When breeding for a performance horse the three main traits that one would be aiming for are movement, athletecism and soundness. Ridability and temperment are nice sidebars but rarely happen by accident. As a result these horses are usually only ridable by experienced professionals, especially as young horses.
When aiming for an amatuer's upper level horse the three main traits are rideablility, soundess and finally movement. Athletecism and temperment are nice sidebars and can come with good line mixing. These horses are bred to be ridable by a large portion of the equine community and are generally more sellable.
In my experience many of the dutch (KWPN) lines will produce horses who fall in the first category. Jazz, Krack C, Ferro, etc all tend to produce very athletic horses who are high strung and have a strong personality. There are some exceptions - many Samber horses end up very ridable, however quite sensitive and so need a very soft touch.
My experiences with studs from other books are as follows:
Weltmeyer (and the Hano W line in general) can produce horses either way.
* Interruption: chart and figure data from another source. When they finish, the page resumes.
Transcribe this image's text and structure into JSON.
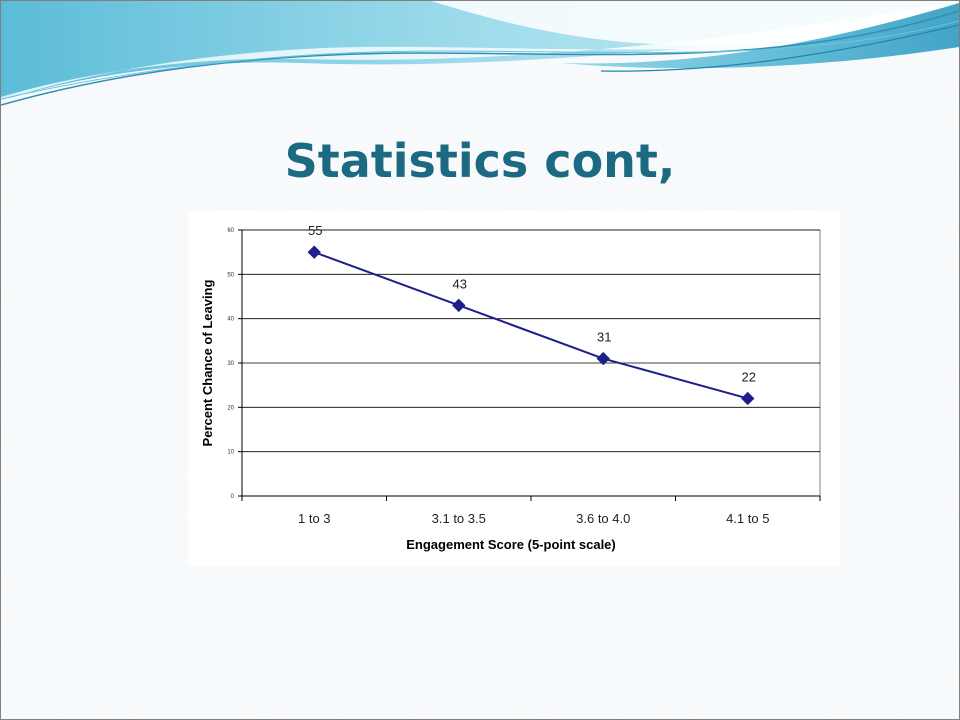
{
  "slide": {
    "title": "Statistics cont,"
  },
  "colors": {
    "title": "#1b6a82",
    "banner_light": "#bfe9f2",
    "banner_mid": "#7fd0e3",
    "banner_dark": "#3aa7c6",
    "series": "#1f1f8c"
  },
  "chart_data": {
    "type": "line",
    "categories": [
      "1 to 3",
      "3.1 to 3.5",
      "3.6 to 4.0",
      "4.1 to 5"
    ],
    "series": [
      {
        "values": [
          55,
          43,
          31,
          22
        ]
      }
    ],
    "data_labels": [
      "55",
      "43",
      "31",
      "22"
    ],
    "xlabel": "Engagement Score (5-point scale)",
    "ylabel": "Percent Chance of Leaving",
    "ylim": [
      0,
      60
    ],
    "yticks": [
      "0",
      "10",
      "20",
      "30",
      "40",
      "50",
      "60"
    ],
    "grid": true,
    "legend": false,
    "marker": "diamond"
  }
}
Some of the W lines produce athletic, stubborn and high strung horses which will bite, kick and generally be a**holes. However, some of these W line horses depending on the cross are very sweet, sensitive and usually also quite hot.
Akzent and other A line horses are generally sweet, ridable and nice to be around but tend to have lateral walks and soundness issues.
Grande and other G line horses produce heavier set horses whom are more old style, but are also quite ridable.
Donnerhall is a legend and some ******ed percent of horses at the WEG last year had this line. A very good line for both international horses and very ridable horses.
Rubenstein is another very good line, most of his sons and daughters follow very closely his body type and he has many horses in the GP around the world. Another very good line that has produced some great horses (Relevant and Royal Diamond come to mind).
I am partial to Rubenstein's son Rotspon (the sire of my horse). Rotspon has another son, Rigo, who is in Florida competing at small tour and consistently scoring in the 70% range. I would bet that he will be on the Pan Am team. These horses are however usually quite small (16-16.2hh). I have actually met Rotspon and he is insanely nice. His stall door was wide open, he was tied up and he didn't really seem too concerned about anything in particular, except if you had a sugar cube in your pocket. Not studdy at all (although I'm sure training/experience has something to do with that) and generally a really cool horse to be around.
Londonderry is another Hano line which produces a hot, slightly tempermantal horse. Could be an ammy horse with the correct cross, and the right ammy.
Cor de la Bryere is generally considered a jumping line, but is gaining popularity with correct crossing in the dressage world. My horse is a decendant of this line, his damsire being Come Back II.
Come Back II has sired some horses of note in the dressage world, Calecto V and Come On III, both of which have seen success in CDIs and international competition in very recent years. A great typey horse with lots of prescence, athletecism and good rideability, however semen is not available in NA. There are a few sons in NA of varying straw prices depending fame of the horse.
Bolero is a good line to add type, but can be hot, much line the londondery line.
I personally am not a fan of the Sandro Hit craze going on right now. I find the horses to be disproportionate with no real redeeming qualities, they are not particularily athletic and have an average temparment, but are rideable.
Although I have not personally had experience with the Quattro lines, they are very athletic and impressive. Quattro's progeny include Quando Quando, Quantum Tyme and Quarterline. Grandsons include Quarterman (Quaterback's sire). So obviously an international bloodline which appears to be rideable and judging from some of the inspection results is. I am still out on these horses however would jump at the chance to ride one.
Of course there are many many more stallions and taking a look at a stallion guide or handbook in your area will give you a better gauge of semen availability.
So whith a Donnerhall, you are starting with a very good line, it really depends on what you want to add to the horse. It is useful to know what the crosses generally produce, so google and youtube are your friend. If you know of a breeder with experience in the lines you are looking at, then talk to them about their general findings with each cross. List your three top traits and breed for those, everything else is a bonus and with luck and a good cross you can end up with an athletic, ridable, sound horse with a good temparment and movement.
PS - these are just my personal experiences and opinions of these horses. I have my own biases and tend to place rideability over many other traits. Other people may have different opinions.
They say money doesn't buy happiness -- well happiness doesn't buy horses!